Tips to get started:

  1. Sit for just two minutes – This should be relatively easy to do, to just meditate for 2 minutes. This isn’t supposed to be hard it is meant to get you in the habit of meditating routinely. Start with just 2 minutes a day for a week. If you do that well, increase the time by a minute or 2 for next week. By increasing a little at a time you will let your body get used to the idea of meditating and you will be doing it for 10 minutes a day in a few weeks.
  2. Do it as soon as you wake up – Set a reminder on your phone to make sure you remember to meditate in the morning. Doing it at the same time every day will help you build a mourning ritual which is a good thing.
  3. Don’t worry about all the small details just do it – Most people worry about too many technicalities when they start. Like how to sit, where to sit, and what cushion to use. That is nice to learn but it definitely isn’t necessary when you are just starting off. You can start by sitting anywhere that you are comfortable.
  4. Count your breath – Now it is time to start focusing on your breath, Try to focus on nothing but your breath, follow it as it comes in, feel it in your lungs, and follow it as you release it. To make this easier when you breathe in just think of the number 1 and when you breathe out think of the number 2. Repeat this 1,2,1,2
  5. Bring yourself back when your thoughts drift – Your mind will wander. This is an almost guaranteed to happen. There’s no problem with that. If you realize that your thoughts have drifted don’t get frustrated. Simply take note that your mind was wandering and return to your breath. It is perfectly fine to lose your focus, everyone does it. This is the thing you are trying to practice and you won’t be good at it for a while.

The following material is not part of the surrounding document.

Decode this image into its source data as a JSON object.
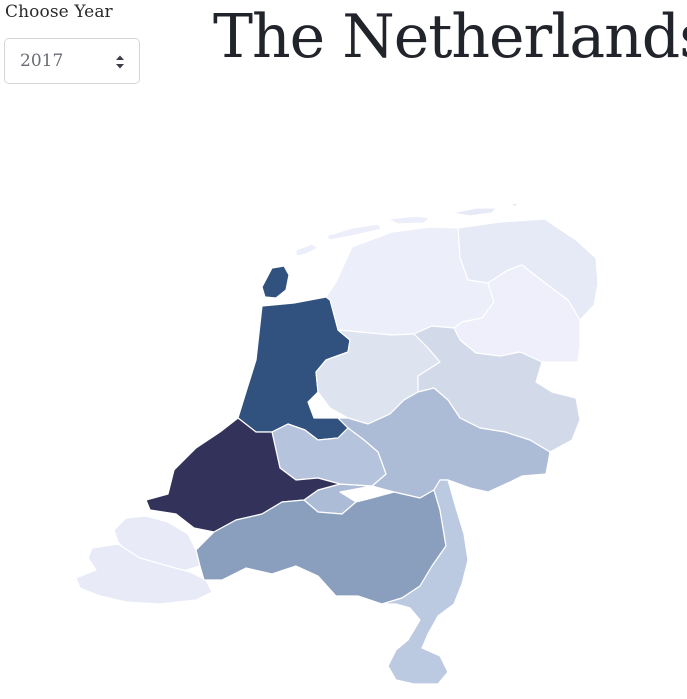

  6. Don’t worry about clearing the mind. –  Most people think that the main goal of meditation is to clear your mind and stopping all thoughts. It is not, This can happen sometimes but it is basically impossible to do on purpose. Because if you are thinking about stopping your thoughts you are still thinking. Having thoughts is a normal thing. It is what our brains are designed to do. Instead, the real goal of meditation is working on your ability to focus your attention on things. So instead of trying to turn off your brain, practice focusing your attention.
  7. Let your mind take over. –  Before I was telling you to focus on your breath and bring your mind back when it wanders. After you get good at focusing on your breath you might want to consider switching things up a bit. Instead of preventing your mind to wander you should encourage it to. Start off as you normally would, focus on your breath. When thoughts or feelings arise you can try to stay with them for a while.  This is a great way to learn how your brain works and encourage you to be more creative.

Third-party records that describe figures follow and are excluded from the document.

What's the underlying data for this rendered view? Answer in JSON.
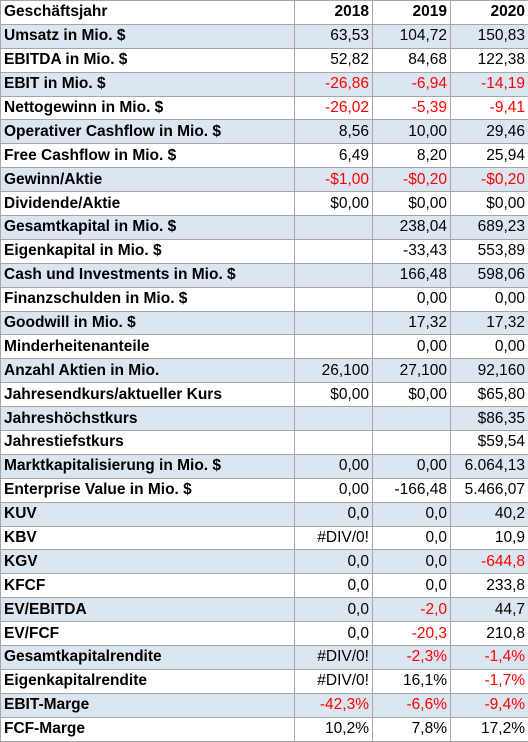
{
  "header": {
    "label": "Geschäftsjahr",
    "years": [
      "2018",
      "2019",
      "2020"
    ]
  },
  "colors": {
    "shaded_row": "#dce6f1",
    "negative": "#ff0000",
    "grid": "#a6a6a6"
  },
  "rows": [
    {
      "label": "Umsatz in Mio. $",
      "shaded": true,
      "values": [
        "63,53",
        "104,72",
        "150,83"
      ],
      "neg": [
        false,
        false,
        false
      ]
    },
    {
      "label": "EBITDA in Mio. $",
      "shaded": false,
      "values": [
        "52,82",
        "84,68",
        "122,38"
      ],
      "neg": [
        false,
        false,
        false
      ]
    },
    {
      "label": "EBIT in Mio. $",
      "shaded": true,
      "values": [
        "-26,86",
        "-6,94",
        "-14,19"
      ],
      "neg": [
        true,
        true,
        true
      ]
    },
    {
      "label": "Nettogewinn in Mio. $",
      "shaded": false,
      "values": [
        "-26,02",
        "-5,39",
        "-9,41"
      ],
      "neg": [
        true,
        true,
        true
      ]
    },
    {
      "label": "Operativer Cashflow in Mio. $",
      "shaded": true,
      "values": [
        "8,56",
        "10,00",
        "29,46"
      ],
      "neg": [
        false,
        false,
        false
      ]
    },
    {
      "label": "Free Cashflow in Mio. $",
      "shaded": false,
      "values": [
        "6,49",
        "8,20",
        "25,94"
      ],
      "neg": [
        false,
        false,
        false
      ]
    },
    {
      "label": "Gewinn/Aktie",
      "shaded": true,
      "values": [
        "-$1,00",
        "-$0,20",
        "-$0,20"
      ],
      "neg": [
        true,
        true,
        true
      ]
    },
    {
      "label": "Dividende/Aktie",
      "shaded": false,
      "values": [
        "$0,00",
        "$0,00",
        "$0,00"
      ],
      "neg": [
        false,
        false,
        false
      ]
    },
    {
      "label": "Gesamtkapital in Mio. $",
      "shaded": true,
      "values": [
        "",
        "238,04",
        "689,23"
      ],
      "neg": [
        false,
        false,
        false
      ]
    },
    {
      "label": "Eigenkapital in Mio. $",
      "shaded": false,
      "values": [
        "",
        "-33,43",
        "553,89"
      ],
      "neg": [
        false,
        false,
        false
      ]
    },
    {
      "label": "Cash und Investments in Mio. $",
      "shaded": true,
      "values": [
        "",
        "166,48",
        "598,06"
      ],
      "neg": [
        false,
        false,
        false
      ]
    },
    {
      "label": "Finanzschulden in Mio. $",
      "shaded": false,
      "values": [
        "",
        "0,00",
        "0,00"
      ],
      "neg": [
        false,
        false,
        false
      ]
    },
    {
      "label": "Goodwill in Mio. $",
      "shaded": true,
      "values": [
        "",
        "17,32",
        "17,32"
      ],
      "neg": [
        false,
        false,
        false
      ]
    },
    {
      "label": "Minderheitenanteile",
      "shaded": false,
      "values": [
        "",
        "0,00",
        "0,00"
      ],
      "neg": [
        false,
        false,
        false
      ]
    },
    {
      "label": "Anzahl Aktien in Mio.",
      "shaded": true,
      "values": [
        "26,100",
        "27,100",
        "92,160"
      ],
      "neg": [
        false,
        false,
        false
      ]
    },
    {
      "label": "Jahresendkurs/aktueller Kurs",
      "shaded": false,
      "values": [
        "$0,00",
        "$0,00",
        "$65,80"
      ],
      "neg": [
        false,
        false,
        false
      ]
    },
    {
      "label": "Jahreshöchstkurs",
      "shaded": true,
      "values": [
        "",
        "",
        "$86,35"
      ],
      "neg": [
        false,
        false,
        false
      ]
    },
    {
      "label": "Jahrestiefstkurs",
      "shaded": false,
      "values": [
        "",
        "",
        "$59,54"
      ],
      "neg": [
        false,
        false,
        false
      ]
    },
    {
      "label": "Marktkapitalisierung in Mio. $",
      "shaded": true,
      "values": [
        "0,00",
        "0,00",
        "6.064,13"
      ],
      "neg": [
        false,
        false,
        false
      ]
    },
    {
      "label": "Enterprise Value in Mio. $",
      "shaded": false,
      "values": [
        "0,00",
        "-166,48",
        "5.466,07"
      ],
      "neg": [
        false,
        false,
        false
      ]
    },
    {
      "label": "KUV",
      "shaded": true,
      "values": [
        "0,0",
        "0,0",
        "40,2"
      ],
      "neg": [
        false,
        false,
        false
      ]
    },
    {
      "label": "KBV",
      "shaded": false,
      "values": [
        "#DIV/0!",
        "0,0",
        "10,9"
      ],
      "neg": [
        false,
        false,
        false
      ]
    },
    {
      "label": "KGV",
      "shaded": true,
      "values": [
        "0,0",
        "0,0",
        "-644,8"
      ],
      "neg": [
        false,
        false,
        true
      ]
    },
    {
      "label": "KFCF",
      "shaded": false,
      "values": [
        "0,0",
        "0,0",
        "233,8"
      ],
      "neg": [
        false,
        false,
        false
      ]
    },
    {
      "label": "EV/EBITDA",
      "shaded": true,
      "values": [
        "0,0",
        "-2,0",
        "44,7"
      ],
      "neg": [
        false,
        true,
        false
      ]
    },
    {
      "label": "EV/FCF",
      "shaded": false,
      "values": [
        "0,0",
        "-20,3",
        "210,8"
      ],
      "neg": [
        false,
        true,
        false
      ]
    },
    {
      "label": "Gesamtkapitalrendite",
      "shaded": true,
      "values": [
        "#DIV/0!",
        "-2,3%",
        "-1,4%"
      ],
      "neg": [
        false,
        true,
        true
      ]
    },
    {
      "label": "Eigenkapitalrendite",
      "shaded": false,
      "values": [
        "#DIV/0!",
        "16,1%",
        "-1,7%"
      ],
      "neg": [
        false,
        false,
        true
      ]
    },
    {
      "label": "EBIT-Marge",
      "shaded": true,
      "values": [
        "-42,3%",
        "-6,6%",
        "-9,4%"
      ],
      "neg": [
        true,
        true,
        true
      ]
    },
    {
      "label": "FCF-Marge",
      "shaded": false,
      "values": [
        "10,2%",
        "7,8%",
        "17,2%"
      ],
      "neg": [
        false,
        false,
        false
      ]
    }
  ]
}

  8. Do a body scan. – Another thing you can do instead of focusing on your breath is to focus your attention on one part of your body at a time. Start at the soles of your feet, focus on how they feel, then focus on your toes. slowly work up your body, all the way up to the top of your head.
  9. You can do it anywhere. – Meditation doesn’t need to be done sitting down. If something comes up and you need to go to work or you are traveling, you can still meditate. Sitting down is the best way to start, but the truth is that you’re practicing to apply this kind of mindfulness in everyday life. You can do it almost anywhere, waiting in line at a store, while you are walking somewhere. Basically anywhere you can think of.
  10. Smile when you’re done. – When you finish with your session, smile. Be grateful that you stuck with your commitment. Be proud that you took time out of your day to get to know yourself, Most people know more about actors in their favorite tv show than they do about themselves. So once you are done, smile and look forward to doing it again.

Meditation isn’t always easy or even peaceful. But it has truly amazing benefits, and you can start today, and continue for the rest of your life.